注意:Unsafe类中的所有方法都是native修饰的,也就是说Unsafe类中的方法都是直接调用操作系统底层资源,执行相应任务。
-
变量valueOffset,表示该变量值在内存中的偏移地址,因为Unsafe就是根据内存偏移地址来获取数据的。
/** * Atomically increments by one the current value. * * @return the previous value */ public final int getAndIncrement() { return unsafe.getAndAddInt(this, valueOffset, 1); } -
变量value用volatile修饰,保证了多线程之间的内存可见性。
CAS缺点
-
循环时间长开销大(do while)
-
只能保证一个共享变量的原子操作
当对一个共享变量执行操作时,可以使用CAS方式来保证原子操作,但是对多个共享变量操作时,循环CAS就无法保证操作的原子性,这个时候就需要锁来保证原子性。
-
ABA问题
假如有两个线程,线程一从内存位置V中取出A,这时候另一个线程二也从内存中取出A,并且线程二进行了一些操作将值变成了B,然后线程二又将V位置的数据变成A,这时候线程一进行CAS操作发现内存中仍是A,然后线程一操作成功。

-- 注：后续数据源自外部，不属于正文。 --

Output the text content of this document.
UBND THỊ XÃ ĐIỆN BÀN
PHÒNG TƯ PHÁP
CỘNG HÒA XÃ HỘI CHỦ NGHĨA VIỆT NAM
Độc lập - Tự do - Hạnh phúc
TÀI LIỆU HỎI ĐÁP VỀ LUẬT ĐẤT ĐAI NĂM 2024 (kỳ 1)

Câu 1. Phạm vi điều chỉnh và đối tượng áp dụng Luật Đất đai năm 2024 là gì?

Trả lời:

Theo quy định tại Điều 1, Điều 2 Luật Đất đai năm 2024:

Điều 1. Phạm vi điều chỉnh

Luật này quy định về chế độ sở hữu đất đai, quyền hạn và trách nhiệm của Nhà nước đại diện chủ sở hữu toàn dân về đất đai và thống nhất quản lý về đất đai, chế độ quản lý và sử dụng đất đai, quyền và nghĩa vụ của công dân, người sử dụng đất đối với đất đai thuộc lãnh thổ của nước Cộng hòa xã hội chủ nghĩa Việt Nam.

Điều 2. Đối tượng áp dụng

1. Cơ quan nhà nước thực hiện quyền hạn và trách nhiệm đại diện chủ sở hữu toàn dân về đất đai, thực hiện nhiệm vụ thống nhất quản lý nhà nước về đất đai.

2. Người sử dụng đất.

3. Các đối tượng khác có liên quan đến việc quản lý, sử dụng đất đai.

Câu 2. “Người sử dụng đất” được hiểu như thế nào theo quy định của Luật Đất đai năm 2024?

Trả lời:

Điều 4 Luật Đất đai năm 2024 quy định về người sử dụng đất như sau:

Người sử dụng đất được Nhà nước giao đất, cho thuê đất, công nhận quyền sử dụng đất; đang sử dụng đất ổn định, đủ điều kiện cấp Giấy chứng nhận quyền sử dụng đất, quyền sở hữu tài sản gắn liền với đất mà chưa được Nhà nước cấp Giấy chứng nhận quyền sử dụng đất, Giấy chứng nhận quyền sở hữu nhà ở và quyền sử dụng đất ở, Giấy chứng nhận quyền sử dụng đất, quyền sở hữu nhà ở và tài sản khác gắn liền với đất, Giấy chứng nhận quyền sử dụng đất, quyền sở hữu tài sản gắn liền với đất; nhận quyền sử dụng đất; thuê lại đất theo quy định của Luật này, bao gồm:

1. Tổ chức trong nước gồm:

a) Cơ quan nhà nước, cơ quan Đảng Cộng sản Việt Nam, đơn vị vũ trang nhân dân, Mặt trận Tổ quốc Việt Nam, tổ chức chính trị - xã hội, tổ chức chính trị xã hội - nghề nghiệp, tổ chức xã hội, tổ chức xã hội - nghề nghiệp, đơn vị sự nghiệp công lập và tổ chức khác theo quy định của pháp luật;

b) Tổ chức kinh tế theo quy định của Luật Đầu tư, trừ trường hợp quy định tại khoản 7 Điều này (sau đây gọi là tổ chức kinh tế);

尽管线程一的CAS操作成功,但是不代表这个过程就是没问题的。
-
原子引用
原子引用实例代码(无法避免ABA问题):import java.util.concurrent.atomic.AtomicReference; class User { String userName; int age; public User(String userName, int age) { this.userName = userName; this.age = age; } public String getUserName() { return userName; } public void setUserName(String userName) { this.userName = userName; } public int getAge() { return age; } public void setAge(int age) { this.age = age; } @Override public String toString() { return "User{" + "userName='" + userName + '\'' + ", age=" + age + '}'; } } /** * @author shiwenquan * @Create 2020-12-14 9:28 * @description */ public class AtomicReferenceDemo { public static void main(String[] args) { User z3 = new User("z3", 22); User l4 = new User("l4", 23); AtomicReference<User> reference = new AtomicReference<>(); reference.set(z3); boolean b = reference.compareAndSet(z3, l4); System.out.println(b + "\t " + reference.get().toString()); } }
三、集合类不安全之并发修改异常
集合类线程不安全之List
代码实例:
/**
* 集合类不安全问题
* java.util.ConcurrentModificationException 异常
* @author shiwenquan
* @Create 2020-12-14 10:11
* @description
*/
public class ContainerNotSageDemo {
public static void main(String[] args) {
/* List<String> list = new ArrayList<>();
List<String> list = new Vector<>();
List<String> list = Collections.synchronizedList(new ArrayList<>());*/
List<String> list = new CopyOnWriteArrayList<>();
list.add("1");
for (int i = 0; i < 30; i++) {
new Thread(()->{
// java.util.ConcurrentModificationException 异常
list.add(UUID.randomUUID().toString().substring(0,8));
System.out.println(Thread.currentThread().getName()+list);
},String.valueOf(i)).start();
}
/**
* 1.故障现象
* java.util.ConcurrentModificationException
*
* 2.导致原因
* 并发争抢修改导致,一个线程正在写,另一个线程来抢,导致数据不一致。
*
* 3.解决方案
* 3.1 使用new Vector<>();
* 3.2 使用Collections.synchronizedList(new ArrayList<>());
* 3.3 使用new CopyOnWriteArrayList<>();
*
* 4.优化建议
* 写时复制:CopyOnWrite容器即写时复制的容器。往一个容器添加元素的时候,不直接往当前容器Object[]添加,而是先将当前容器
* Object[]进行copy,复制出一个新的容器Object[] newElements,然后在新的容器Object[] newElements里添加元素,添加元素
* 之后再将原容器的引用指向新的容器 setArray(newElements)。这样做的好处是可以对CopyOnWrite容器进行并发读,而不需要加锁,
* 因为当前容器不会添加任何元素。所以CopyOnWrite容器也是一种读写分离的思想。读和写不同的容器。
*
* CopyOnWrite的add方法源码:
* Appends the specified element to the end of this list.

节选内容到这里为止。